Uniti nella Speranza

Coraggio, non abbiate paura (Mt 14,27)

Foto: Zotta

Venerdì Santo. Mons. Tisi: Nella pandemia si rinnova il miracolo del Golgota

 “Non ha apparenza né bellezza per attirare i nostri sguardi.” (Is 53, 2b)

La constatazione del quarto canto del Servo di Jhwh, sembra essere in dissonanza con l’affermazione di Gesù nel Vangelo di Giovanni: “Io, quando sarò elevato da terra, attirerò tutti a me”. (Gv 12,32)

In base a queste parole di Gesù, la via maestra per diventare credenti è l’attrazione. Ma cosa può esserci di attraente nel volto sfigurato di un Crocifisso? L’apostolo Paolo nella lettera ai Galati, riprendendo il Deuteronomio afferma: “Maledetto chi è appeso al legno.” (Gal 3, 13b)

Il volto sfigurato di Gesù riscrive i canoni della bellezza, offrendoci l’amore come sua unità di misura. Nel volto sfregiato di Gesù ad attirare non è la sofferenza, ma un Dio che “mi ama da morire”. La seduzione sta nella disarmante semplicità di un amore vestito di gratuità e perdono, che l’evangelista Giovanni non esita a definire “gloria”.
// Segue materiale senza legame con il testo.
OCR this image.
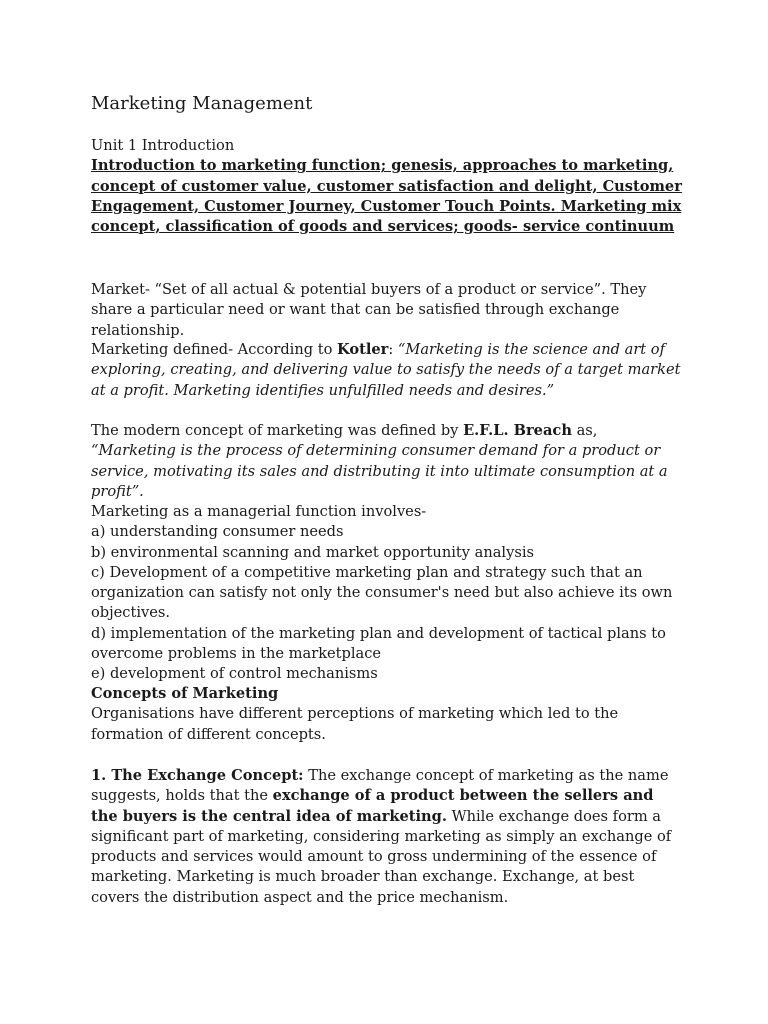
Marketing Management

Unit 1 Introduction

Introduction to marketing function; genesis, approaches to marketing, concept of customer value, customer satisfaction and delight, Customer Engagement, Customer Journey, Customer Touch Points. Marketing mix concept, classification of goods and services; goods- service continuum

Market- “Set of all actual & potential buyers of a product or service”. They share a particular need or want that can be satisfied through exchange relationship.

Marketing defined- According to Kotler: “Marketing is the science and art of exploring, creating, and delivering value to satisfy the needs of a target market at a profit. Marketing identifies unfulfilled needs and desires.”

The modern concept of marketing was defined by E.F.L. Breach as, “Marketing is the process of determining consumer demand for a product or service, motivating its sales and distributing it into ultimate consumption at a profit”.

Marketing as a managerial function involves-

a) understanding consumer needs

b) environmental scanning and market opportunity analysis

c) Development of a competitive marketing plan and strategy such that an organization can satisfy not only the consumer's need but also achieve its own objectives.

d) implementation of the marketing plan and development of tactical plans to overcome problems in the marketplace

e) development of control mechanisms

Concepts of Marketing

Organisations have different perceptions of marketing which led to the formation of different concepts.

1. The Exchange Concept: The exchange concept of marketing as the name suggests, holds that the exchange of a product between the sellers and the buyers is the central idea of marketing. While exchange does form a significant part of marketing, considering marketing as simply an exchange of products and services would amount to gross undermining of the essence of marketing. Marketing is much broader than exchange. Exchange, at best covers the distribution aspect and the price mechanism.
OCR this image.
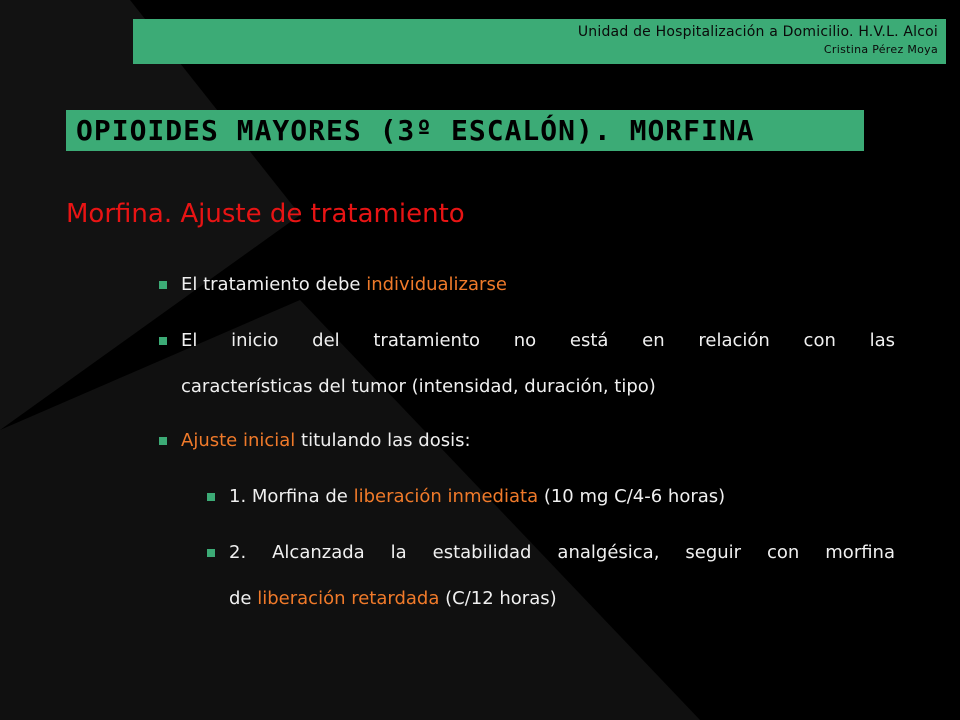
Unidad de Hospitalización a Domicilio. H.V.L. Alcoi
Cristina Pérez Moya
OPIOIDES MAYORES (3º ESCALÓN). MORFINA
Morfina. Ajuste de tratamiento
El tratamiento debe individualizarse
El inicio del tratamiento no está en relación con las
características del tumor (intensidad, duración, tipo)
Ajuste inicial titulando las dosis:
1. Morfina de liberación inmediata (10 mg C/4-6 horas)
2. Alcanzada la estabilidad analgésica, seguir con morfina
de liberación retardada (C/12 horas)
Forse non è casuale che quando parliamo dell’odio, usiamo termini come abbruttito e accecato.

Continuando a tenere fisso lo sguardo sulla bellezza del Crocifisso, soffermiamoci sulle parole di Gesù: “Ho sete”. (Gv 19, 28b)

Gesù muore gridando la sua sete, ma subito dopo la sete si trasforma in un pozzo, in una sorgente: dal suo costato sgorga l’acqua della vita.

Come può un uomo assetato divenire fontana di acqua fresca? In quella sete abita l’amore viscerale di Dio per l’uomo, il suo desiderio irrefrenabile di non perderlo.

Incredibilmente, sperimentiamo di essere noi l’attrazione fatale di Dio, il suo incanto, la sua passione. Le nostre ombre, la nostra cattiveria, le nostre inconsistenze non fermano l’amore di Dio per noi.

Rimanendo in contemplazione della bellezza dell’uomo della croce, sorprendono le parole di Gesù mentre muore: “E’ compiuto”. (Gv 19, 30b)

Noi commentiamo solitamente la morte delle persone dicendo: “È arrivato alla fine, ha terminato i suoi giorni”. Ma ben diverso è parlare della morte come compimento. Lasciamoci accompagnare dal centurione romano. Egli, abituato a frequentare gli occhi dei morenti, scorge nello sguardo di Gesù dei tratti assolutamente inediti, che lo portano ad affermare: “Davvero quest’uomo era Figlio di Dio”. (Mc 15, 39) Il centurione vede un amore assolutamente innovativo: gratuito, libero totalmente da se stesso, scevro da qualsiasi domanda di contraccambio, senza imporre alcuna ipoteca.

Questo amore vince la morte, l’ultima parola spetta alla vita, non alle lacrime, né al sepolcro.

La buona notizia per tutti noi, in questo lungo anno di pandemia, è che il miracolo del Golgota ha continuato a ripetersi: tanti uomini e donne hanno reagito alla morte con un di più di amore, di dono, di tenerezza. Questa è la vera bellezza che salva il mondo.